3.Open a savings account

“Once you’re able to open this savings account, set up a system that enables the funds to go into it without you being physically involved in the process. What I’ve seen some people do is to set up automatic payments or deductions (from their salary) into this savings account. You can discuss this automatic transfer payment plan with your bank’s account officer. It makes it easier to save for emergencies when you actually forget to do so at the end of every month.”

“Wow! Mom, you made this finance thing so easy. Thank you, and I hope to apply every lesson. But you didn’t quite answer the question I asked. You only touched the surface.”

“What question are you referring to?”

“The question about how to prevent oneself from the temptation of withdrawing from this account.”

“Tolu, would you like to know the truth?”

“Yes! Certainly!”

“It is discipline. Financial Discipline!”

“Yeah! I knew that was it. I just didn’t want to be honest with my indiscipline about finances.”

“You’re right my dear. But don’t worry, we’ll discuss Financial Discipline some other time.”

“Yeah! I have to go now, Mom. Thanks for the lessons. Bye!”

4 Comments

  1. Antriksh
    April 18, 2020 @ 5:53 am

    Thank you for sharing such a nice read.
    What a simple yet very effective way

    Reply

    • femmeminty
      April 18, 2020 @ 1:01 pm

      Thank you Antriksh,

      I am glad you enjoyed reading the article! It’s so important to build an emergency fund or a raining-day fund to meet life’s uncertainties.
      For more interesting content of financial literacy, I’d like to encourage you to subscribe to our newsletters

      Thanks
      Femme-Minty

      Reply

  2. Kelechi
    May 28, 2020 @ 5:20 pm

    Thank you for this article.
    It was eye-opening.

    I have two questions.
    1) After you reach your emergency fund goal of 3 – 6 months salary, say by using a fixed deposit, should you continue to put money into your emergency fund?

    2) What are the benefits of a regular savings account or plan apart from the emergency fund savings account?

    Reply

    • femmeminty
      May 30, 2020 @ 6:45 pm

      These are great questions.

      1) Absolutely, you should continue to put money in an emergency fund If you can afford to put more than 3 to 6months of salary in a fund. I would say you are one of the people who can afford to do that. You can build up your savings by putting contributing more money in your pension fund or a high interest savings account. The more money you set aside in savings, the greater the benefit from compound interest and higher the value of your savings over the long term.

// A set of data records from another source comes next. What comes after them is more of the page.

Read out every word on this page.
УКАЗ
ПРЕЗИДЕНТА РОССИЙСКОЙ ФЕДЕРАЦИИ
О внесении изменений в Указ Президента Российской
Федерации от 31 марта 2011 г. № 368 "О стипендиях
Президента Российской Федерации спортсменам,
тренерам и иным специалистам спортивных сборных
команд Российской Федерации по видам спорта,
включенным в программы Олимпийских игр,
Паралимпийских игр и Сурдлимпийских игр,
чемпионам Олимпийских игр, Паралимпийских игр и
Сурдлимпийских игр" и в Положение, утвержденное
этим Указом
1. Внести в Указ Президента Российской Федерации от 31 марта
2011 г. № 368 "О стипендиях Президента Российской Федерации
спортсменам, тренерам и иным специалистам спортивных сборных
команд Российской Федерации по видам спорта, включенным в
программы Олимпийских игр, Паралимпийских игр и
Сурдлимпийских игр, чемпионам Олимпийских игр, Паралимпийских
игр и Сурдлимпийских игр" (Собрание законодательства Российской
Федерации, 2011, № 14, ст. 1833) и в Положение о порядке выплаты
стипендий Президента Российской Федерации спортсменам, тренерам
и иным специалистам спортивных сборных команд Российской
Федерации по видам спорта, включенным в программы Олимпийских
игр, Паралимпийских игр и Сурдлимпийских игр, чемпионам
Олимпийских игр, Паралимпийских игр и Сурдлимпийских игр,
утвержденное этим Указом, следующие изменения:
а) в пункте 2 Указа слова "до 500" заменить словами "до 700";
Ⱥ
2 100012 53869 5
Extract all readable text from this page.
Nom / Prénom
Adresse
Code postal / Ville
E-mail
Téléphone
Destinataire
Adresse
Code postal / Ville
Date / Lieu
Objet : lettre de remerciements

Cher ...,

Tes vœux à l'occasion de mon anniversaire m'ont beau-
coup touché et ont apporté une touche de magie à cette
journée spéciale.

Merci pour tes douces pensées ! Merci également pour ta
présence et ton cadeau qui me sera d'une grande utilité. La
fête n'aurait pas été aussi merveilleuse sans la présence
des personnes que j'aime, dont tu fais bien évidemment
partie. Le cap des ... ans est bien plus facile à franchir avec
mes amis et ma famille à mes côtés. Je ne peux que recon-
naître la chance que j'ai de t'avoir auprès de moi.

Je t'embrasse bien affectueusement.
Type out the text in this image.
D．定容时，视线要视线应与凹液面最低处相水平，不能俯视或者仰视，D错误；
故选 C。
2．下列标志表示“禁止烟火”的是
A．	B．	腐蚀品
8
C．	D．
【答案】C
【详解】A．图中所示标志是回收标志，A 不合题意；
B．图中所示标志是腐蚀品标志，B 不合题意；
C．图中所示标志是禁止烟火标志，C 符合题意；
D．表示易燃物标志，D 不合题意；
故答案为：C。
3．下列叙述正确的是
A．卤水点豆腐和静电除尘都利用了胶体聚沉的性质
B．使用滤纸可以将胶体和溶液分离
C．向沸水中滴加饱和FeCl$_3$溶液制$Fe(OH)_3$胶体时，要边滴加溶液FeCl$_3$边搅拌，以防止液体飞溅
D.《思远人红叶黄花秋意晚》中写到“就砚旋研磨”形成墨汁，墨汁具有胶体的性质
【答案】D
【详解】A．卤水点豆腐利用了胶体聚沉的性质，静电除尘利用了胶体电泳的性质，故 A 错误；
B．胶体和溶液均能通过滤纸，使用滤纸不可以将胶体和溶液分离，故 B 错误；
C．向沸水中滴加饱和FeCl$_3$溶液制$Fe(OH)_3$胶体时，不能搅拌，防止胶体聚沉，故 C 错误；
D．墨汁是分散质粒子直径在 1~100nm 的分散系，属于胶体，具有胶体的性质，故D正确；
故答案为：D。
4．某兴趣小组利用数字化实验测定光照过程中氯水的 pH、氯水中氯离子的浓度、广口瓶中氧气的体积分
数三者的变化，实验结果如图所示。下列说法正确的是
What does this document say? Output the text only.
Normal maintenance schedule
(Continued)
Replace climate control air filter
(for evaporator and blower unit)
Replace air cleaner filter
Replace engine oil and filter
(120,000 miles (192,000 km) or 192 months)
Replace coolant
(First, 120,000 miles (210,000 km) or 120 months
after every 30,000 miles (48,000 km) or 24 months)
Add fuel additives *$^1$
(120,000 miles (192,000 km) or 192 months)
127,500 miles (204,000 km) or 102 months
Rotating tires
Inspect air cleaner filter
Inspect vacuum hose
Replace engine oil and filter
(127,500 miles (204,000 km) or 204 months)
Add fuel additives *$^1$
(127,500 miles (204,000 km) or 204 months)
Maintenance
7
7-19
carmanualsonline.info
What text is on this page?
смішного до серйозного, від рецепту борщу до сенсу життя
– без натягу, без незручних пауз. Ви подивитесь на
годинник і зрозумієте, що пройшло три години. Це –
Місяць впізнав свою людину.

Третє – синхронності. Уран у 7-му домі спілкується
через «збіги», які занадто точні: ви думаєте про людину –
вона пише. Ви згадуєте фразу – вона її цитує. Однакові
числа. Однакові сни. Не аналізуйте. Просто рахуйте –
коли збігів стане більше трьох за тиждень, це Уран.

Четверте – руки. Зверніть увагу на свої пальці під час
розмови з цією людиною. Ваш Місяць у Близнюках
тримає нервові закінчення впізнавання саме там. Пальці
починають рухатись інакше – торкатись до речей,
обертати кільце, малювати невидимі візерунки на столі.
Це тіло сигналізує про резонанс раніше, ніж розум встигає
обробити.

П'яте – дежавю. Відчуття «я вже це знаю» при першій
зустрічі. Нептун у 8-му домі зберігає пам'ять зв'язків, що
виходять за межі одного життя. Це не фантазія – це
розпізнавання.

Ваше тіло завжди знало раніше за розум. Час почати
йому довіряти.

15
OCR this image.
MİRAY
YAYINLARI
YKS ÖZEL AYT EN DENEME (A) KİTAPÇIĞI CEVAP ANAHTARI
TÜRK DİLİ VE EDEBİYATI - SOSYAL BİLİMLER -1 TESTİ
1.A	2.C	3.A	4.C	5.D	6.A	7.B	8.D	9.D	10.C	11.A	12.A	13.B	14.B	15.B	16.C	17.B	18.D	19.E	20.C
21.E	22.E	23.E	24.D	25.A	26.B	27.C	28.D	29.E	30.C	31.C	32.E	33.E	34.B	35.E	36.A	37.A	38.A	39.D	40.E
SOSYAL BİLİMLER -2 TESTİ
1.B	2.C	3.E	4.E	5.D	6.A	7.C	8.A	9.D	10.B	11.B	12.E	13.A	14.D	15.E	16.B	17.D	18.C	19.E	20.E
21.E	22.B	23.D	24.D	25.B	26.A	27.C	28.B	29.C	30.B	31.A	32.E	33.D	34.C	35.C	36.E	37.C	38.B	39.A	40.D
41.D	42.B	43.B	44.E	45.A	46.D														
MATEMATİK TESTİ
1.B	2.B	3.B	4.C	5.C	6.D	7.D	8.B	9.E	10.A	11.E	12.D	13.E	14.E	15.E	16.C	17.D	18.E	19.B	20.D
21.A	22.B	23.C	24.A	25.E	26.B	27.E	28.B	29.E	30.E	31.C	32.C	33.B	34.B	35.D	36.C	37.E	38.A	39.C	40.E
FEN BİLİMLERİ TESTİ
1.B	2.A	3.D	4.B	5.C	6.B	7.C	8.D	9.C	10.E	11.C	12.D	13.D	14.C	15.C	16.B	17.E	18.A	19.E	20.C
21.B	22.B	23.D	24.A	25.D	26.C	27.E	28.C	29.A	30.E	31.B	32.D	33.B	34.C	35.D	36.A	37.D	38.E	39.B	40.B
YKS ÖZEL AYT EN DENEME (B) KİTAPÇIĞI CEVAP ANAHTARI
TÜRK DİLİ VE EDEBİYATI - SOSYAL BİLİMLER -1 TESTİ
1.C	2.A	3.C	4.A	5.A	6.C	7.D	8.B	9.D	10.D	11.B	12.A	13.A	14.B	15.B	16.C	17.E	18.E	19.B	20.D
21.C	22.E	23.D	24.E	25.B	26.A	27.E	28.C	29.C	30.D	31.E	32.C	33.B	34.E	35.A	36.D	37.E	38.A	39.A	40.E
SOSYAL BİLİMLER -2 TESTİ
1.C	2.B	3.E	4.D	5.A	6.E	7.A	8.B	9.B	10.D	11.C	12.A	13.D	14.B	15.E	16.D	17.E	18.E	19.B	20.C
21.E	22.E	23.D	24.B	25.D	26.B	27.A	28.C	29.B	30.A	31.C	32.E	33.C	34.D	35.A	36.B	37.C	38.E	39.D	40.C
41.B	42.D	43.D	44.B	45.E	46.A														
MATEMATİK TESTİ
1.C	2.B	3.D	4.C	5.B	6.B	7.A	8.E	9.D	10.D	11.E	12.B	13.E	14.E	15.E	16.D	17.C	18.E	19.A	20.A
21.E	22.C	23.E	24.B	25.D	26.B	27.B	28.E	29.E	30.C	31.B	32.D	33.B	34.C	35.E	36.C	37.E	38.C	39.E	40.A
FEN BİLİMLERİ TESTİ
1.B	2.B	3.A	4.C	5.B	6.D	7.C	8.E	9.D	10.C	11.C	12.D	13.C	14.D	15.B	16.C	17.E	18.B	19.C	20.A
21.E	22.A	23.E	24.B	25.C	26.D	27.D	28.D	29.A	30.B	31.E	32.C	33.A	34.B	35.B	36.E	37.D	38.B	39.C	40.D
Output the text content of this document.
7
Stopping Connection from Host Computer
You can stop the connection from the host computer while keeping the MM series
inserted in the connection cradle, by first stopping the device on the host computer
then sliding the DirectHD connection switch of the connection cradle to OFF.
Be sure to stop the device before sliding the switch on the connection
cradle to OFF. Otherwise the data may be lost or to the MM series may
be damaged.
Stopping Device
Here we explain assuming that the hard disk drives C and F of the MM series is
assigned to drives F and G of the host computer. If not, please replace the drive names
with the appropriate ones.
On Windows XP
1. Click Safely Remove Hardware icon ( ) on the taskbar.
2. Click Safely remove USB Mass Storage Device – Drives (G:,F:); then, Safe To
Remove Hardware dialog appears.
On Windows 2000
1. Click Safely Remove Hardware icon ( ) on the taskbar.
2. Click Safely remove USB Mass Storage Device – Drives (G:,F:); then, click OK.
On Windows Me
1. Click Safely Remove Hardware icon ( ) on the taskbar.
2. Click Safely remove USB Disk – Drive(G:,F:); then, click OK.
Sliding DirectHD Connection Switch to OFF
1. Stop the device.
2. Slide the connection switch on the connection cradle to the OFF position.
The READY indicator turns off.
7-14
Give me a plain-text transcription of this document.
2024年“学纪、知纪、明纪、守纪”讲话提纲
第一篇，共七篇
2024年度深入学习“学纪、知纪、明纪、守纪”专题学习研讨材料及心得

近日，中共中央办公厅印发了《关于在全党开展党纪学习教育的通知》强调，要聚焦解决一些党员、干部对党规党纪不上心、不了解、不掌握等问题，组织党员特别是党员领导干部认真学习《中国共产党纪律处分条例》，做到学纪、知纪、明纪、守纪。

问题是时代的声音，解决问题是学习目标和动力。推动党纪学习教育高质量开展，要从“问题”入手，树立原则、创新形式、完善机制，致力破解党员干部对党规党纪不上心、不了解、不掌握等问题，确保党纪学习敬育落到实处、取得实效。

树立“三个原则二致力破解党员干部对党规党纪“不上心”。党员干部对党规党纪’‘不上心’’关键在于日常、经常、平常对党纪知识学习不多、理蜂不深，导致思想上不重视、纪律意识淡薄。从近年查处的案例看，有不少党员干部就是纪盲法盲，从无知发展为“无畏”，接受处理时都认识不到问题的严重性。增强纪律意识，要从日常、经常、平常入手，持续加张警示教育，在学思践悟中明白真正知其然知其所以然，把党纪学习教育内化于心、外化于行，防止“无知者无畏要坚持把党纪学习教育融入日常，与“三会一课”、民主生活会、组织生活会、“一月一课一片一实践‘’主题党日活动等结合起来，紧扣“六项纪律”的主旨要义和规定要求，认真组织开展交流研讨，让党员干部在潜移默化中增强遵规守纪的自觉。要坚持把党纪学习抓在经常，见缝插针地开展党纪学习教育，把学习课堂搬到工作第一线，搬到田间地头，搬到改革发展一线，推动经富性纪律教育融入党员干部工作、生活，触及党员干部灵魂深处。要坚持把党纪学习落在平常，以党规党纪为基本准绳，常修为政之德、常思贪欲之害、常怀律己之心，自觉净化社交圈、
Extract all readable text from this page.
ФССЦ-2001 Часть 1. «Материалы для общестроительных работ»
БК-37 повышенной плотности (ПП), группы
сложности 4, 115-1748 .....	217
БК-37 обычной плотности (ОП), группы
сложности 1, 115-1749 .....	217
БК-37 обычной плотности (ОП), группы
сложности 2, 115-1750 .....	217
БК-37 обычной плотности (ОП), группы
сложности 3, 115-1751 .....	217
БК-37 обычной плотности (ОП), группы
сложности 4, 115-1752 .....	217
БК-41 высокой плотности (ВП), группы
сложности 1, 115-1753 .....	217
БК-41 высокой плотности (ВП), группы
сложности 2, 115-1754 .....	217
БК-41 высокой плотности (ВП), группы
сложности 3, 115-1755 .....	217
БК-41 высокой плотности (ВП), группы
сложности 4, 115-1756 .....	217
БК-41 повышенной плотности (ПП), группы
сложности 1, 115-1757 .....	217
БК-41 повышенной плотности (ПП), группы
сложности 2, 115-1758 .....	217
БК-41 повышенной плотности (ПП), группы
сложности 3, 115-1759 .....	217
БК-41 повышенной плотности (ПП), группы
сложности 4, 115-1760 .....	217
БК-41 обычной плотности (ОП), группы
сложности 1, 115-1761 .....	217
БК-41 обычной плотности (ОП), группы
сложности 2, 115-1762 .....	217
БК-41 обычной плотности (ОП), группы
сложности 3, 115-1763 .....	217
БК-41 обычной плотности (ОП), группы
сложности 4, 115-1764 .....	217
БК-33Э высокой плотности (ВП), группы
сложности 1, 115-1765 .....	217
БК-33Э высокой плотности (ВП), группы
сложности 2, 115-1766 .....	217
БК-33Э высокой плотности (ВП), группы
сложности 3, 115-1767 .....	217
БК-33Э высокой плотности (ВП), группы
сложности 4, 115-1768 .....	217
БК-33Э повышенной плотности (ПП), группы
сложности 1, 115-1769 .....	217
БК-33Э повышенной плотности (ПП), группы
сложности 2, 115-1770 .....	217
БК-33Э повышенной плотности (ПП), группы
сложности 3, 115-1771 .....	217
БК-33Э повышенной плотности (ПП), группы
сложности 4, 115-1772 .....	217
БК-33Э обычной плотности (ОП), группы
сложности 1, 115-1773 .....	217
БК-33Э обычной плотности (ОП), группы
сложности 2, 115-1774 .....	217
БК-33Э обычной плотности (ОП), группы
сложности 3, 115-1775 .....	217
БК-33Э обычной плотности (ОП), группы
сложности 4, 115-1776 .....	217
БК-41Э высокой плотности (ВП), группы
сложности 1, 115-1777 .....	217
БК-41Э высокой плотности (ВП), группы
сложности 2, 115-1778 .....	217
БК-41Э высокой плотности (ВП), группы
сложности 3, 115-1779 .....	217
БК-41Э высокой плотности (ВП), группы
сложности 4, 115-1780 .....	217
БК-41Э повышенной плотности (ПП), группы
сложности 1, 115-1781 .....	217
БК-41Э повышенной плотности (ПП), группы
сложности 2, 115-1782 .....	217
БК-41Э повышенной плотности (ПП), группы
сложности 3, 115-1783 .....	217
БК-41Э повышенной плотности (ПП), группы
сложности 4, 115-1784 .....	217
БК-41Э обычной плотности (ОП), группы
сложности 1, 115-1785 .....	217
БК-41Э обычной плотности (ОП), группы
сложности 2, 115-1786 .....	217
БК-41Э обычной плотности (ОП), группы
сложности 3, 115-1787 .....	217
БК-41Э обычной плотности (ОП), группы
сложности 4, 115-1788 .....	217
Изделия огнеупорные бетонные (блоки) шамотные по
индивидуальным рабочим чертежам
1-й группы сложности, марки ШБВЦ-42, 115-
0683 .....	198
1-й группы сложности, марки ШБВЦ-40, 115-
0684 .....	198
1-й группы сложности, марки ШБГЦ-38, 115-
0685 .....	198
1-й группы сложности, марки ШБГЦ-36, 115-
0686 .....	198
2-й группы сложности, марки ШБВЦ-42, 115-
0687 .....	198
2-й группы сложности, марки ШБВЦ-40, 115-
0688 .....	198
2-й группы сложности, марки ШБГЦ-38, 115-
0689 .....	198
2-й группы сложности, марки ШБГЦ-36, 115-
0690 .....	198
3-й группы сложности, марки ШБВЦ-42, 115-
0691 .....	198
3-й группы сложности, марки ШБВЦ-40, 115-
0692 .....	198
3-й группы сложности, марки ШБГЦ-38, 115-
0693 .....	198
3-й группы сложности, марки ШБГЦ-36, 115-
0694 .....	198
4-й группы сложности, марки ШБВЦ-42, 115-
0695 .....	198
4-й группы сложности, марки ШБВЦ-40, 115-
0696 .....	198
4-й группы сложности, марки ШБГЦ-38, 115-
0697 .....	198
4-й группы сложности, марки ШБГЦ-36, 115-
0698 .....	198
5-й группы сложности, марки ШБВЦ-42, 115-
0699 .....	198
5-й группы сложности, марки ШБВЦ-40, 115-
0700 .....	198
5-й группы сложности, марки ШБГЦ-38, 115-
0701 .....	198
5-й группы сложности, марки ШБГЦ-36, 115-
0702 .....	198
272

      2) The benefit of a regular savings plan is the discipline you get that you are putting away funds for a rainy day or when you might need it. No one predicted the pandemic which has created a lot of uncertainties for job security. If you develop a habit of putting aside regular savings, you get a sense of security that you can withstand any of life uncertainties that comes your way particularly when money is involved.